Teddy Roosevelt also struggled against judicial activism. Roosevelt didn’t hesitate to criticize decisions he did not like. "I may not know much about the law," wrote Roosevelt, "but I do know one can put the fear of God into judges." And of course, we are all familiar with FDR’s Court-packing plan. After the Lochner Supreme Court struck down every major piece of New Deal legislation, President Roosevelt introduced legislation in 1937 to add six new Justices to the Supreme Court. After exhaustive hearings and debate, the plan was barely defeated in the Senate. However, the Supreme Court, obviously affected by FDR’s relentless pressure, immediately changed direction and upheld virtually every piece of New Deal legislation. Some of the legislation, moreover, was identical to legislation the Court had struck down only a few years earlier. As pundits said at the time, "a switch in time saved nine." Compared to these and other episodes, recent criticisms pose no threat to the independence of the judiciary. Furthermore, in my opinion, FDR’s pressure on the Court was not necessarily a bad thing. When federal courts flagrantly disregard the Constitution, a little pressure is justified.

I believe a modern comparison to other nations is even more helpful in showing just how exaggerated are the complaints about judicial criticism in this country. For example, a judge in Chile was recently dismissed after refusing to dismiss a case against military officers implicated in a kidnapping. In another case, a Chilean judge was suspended at half salary for publicizing torture practices of the state police. Scores of Colombian judges have been murdered for attempting to enforce the law. If anyone extradites somebody, that's a death sentence. They offer them a choice, death or taking a bribe, but you don't order an extradition from Colombia. They've murdered many judges there. This lack of judicial independence is not limited to Latin America. In Russia, dismal pay and poor security have so undermined judicial independence and competence that some western companies settle disputes through arbitration outside of Russia to avoid Russian judges. Amazingly, Russian judges are paid so poorly that as of this July, one-third of the judgeships in Moscow are vacant for lack of applicants. And security is so bad that last year, one Russian judge was murdered in the courthouse after she fined a street vendor $7. Obviously, such poor compensation and security protection invite corruption and intimidation, which greatly erode judicial independence.

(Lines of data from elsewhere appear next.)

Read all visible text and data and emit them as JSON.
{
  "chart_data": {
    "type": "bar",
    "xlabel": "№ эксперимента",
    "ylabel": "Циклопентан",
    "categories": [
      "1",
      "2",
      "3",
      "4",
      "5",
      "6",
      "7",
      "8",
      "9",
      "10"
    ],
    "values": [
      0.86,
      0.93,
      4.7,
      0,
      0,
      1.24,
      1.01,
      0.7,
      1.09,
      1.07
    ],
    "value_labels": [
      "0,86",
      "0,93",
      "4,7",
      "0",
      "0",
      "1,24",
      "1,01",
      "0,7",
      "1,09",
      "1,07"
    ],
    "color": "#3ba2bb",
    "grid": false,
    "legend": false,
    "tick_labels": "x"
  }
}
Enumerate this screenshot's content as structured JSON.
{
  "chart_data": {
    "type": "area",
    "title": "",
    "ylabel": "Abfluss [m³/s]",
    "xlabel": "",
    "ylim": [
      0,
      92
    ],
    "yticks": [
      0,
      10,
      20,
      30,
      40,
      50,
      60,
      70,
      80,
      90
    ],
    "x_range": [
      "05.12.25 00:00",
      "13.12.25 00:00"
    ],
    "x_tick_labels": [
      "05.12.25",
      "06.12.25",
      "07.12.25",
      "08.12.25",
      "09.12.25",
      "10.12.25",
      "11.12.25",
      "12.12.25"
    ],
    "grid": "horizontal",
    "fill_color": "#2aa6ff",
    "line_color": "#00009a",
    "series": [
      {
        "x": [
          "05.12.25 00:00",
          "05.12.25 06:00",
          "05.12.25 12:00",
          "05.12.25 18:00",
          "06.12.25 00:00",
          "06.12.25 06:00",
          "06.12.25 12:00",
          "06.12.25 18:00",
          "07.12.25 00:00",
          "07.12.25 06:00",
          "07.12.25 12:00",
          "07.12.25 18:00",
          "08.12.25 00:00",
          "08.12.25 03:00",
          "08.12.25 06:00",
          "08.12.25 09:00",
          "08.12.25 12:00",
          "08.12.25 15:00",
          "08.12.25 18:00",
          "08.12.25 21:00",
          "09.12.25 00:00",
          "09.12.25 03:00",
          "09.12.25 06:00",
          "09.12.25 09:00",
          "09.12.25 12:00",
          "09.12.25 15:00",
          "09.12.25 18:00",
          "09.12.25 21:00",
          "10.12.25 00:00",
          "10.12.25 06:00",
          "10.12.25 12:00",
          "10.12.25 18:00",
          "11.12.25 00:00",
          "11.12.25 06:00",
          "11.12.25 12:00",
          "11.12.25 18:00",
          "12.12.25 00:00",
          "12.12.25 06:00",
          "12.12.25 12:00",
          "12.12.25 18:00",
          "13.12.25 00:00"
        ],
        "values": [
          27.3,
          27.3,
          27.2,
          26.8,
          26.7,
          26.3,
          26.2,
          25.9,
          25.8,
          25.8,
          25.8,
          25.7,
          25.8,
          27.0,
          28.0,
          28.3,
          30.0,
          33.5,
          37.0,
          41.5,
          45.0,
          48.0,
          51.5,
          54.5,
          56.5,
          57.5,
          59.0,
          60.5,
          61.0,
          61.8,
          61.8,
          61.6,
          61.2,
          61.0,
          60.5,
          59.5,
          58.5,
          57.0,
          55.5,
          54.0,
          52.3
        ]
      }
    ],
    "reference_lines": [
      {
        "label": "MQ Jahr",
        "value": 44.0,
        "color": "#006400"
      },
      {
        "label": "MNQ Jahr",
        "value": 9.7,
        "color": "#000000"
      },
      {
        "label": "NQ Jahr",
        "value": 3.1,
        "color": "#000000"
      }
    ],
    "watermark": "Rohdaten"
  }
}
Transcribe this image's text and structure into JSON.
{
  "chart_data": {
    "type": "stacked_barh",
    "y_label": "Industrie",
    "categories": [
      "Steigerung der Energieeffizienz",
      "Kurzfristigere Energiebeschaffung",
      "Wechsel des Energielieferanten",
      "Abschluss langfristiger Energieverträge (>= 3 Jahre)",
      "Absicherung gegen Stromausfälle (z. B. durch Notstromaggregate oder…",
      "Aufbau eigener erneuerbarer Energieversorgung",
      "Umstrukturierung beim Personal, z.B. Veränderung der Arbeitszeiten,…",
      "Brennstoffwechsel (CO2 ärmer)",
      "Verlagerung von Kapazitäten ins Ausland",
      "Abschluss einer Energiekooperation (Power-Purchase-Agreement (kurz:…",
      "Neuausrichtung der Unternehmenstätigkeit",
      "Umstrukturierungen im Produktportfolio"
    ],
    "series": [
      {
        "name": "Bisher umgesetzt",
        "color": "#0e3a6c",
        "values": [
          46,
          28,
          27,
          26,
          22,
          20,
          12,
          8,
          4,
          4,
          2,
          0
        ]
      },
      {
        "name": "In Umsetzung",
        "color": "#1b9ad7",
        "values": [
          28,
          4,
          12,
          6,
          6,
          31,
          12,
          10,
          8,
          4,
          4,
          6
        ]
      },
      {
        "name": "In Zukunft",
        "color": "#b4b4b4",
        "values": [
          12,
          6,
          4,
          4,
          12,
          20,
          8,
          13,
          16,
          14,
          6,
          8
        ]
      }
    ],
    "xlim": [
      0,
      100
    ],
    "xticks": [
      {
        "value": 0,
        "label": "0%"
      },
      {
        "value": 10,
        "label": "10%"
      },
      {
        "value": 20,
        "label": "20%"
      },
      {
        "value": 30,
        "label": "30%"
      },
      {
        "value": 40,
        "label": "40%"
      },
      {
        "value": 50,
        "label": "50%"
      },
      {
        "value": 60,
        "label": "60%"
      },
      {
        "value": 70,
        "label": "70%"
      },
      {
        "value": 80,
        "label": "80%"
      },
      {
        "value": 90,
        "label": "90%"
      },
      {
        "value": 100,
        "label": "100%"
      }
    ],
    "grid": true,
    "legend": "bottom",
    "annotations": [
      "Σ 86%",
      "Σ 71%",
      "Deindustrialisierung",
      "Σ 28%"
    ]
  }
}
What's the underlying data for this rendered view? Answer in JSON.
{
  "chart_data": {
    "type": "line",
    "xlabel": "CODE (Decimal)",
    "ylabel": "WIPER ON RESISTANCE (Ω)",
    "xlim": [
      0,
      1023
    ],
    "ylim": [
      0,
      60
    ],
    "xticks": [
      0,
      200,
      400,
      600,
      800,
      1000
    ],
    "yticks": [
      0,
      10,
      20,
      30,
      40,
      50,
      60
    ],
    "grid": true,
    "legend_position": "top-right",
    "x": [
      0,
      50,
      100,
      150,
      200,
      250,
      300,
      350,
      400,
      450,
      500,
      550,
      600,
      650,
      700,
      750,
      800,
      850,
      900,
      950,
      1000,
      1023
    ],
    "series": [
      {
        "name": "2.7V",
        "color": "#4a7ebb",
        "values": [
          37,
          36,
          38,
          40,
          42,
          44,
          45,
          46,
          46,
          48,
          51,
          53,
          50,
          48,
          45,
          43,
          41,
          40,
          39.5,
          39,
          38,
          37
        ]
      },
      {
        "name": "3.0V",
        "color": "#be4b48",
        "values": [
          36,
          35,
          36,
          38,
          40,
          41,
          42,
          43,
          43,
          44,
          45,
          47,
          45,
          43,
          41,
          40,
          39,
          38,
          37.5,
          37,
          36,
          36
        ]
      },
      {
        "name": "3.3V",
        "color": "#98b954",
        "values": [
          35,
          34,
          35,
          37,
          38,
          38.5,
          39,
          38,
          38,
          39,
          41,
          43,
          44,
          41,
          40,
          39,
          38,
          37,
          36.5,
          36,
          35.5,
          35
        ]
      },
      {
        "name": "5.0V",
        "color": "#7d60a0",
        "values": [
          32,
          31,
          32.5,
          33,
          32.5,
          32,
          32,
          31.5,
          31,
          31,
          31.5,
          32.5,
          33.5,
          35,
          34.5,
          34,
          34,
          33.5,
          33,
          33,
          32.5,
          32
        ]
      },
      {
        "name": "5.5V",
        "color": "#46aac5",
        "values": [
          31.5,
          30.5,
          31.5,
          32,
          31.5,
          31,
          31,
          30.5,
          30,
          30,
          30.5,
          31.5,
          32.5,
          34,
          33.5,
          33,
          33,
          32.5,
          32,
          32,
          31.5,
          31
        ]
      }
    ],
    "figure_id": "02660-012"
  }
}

These are examples of real threats to judicial independence. Thankfully, it is different here in America. Federal judges in America serve for life, with undiminished pay, in some of the most prestigious and respected positions in our society. I believe that President Clinton and other liberals who complain about threats to judicial independence should consider how judges were criticized in the past and how they are treated compared to judges in other countries. If they do so, I believe they will see that judicial independence is not threatened by congressional regulation or harsh criticism. Finally, I hope that the federal judiciary will realize that it holds the key to its independence. When judges obey the Constitution and respect the democratic process, they are immune from any lasting criticism, and most importantly, the country is better off. Thank you.

*Jefferson Sessions is a United States Senator from Alabama. This lecture was presented to the Federalist Society on October 17, 1997. The text of the lecture has been revised and edited to fit this format.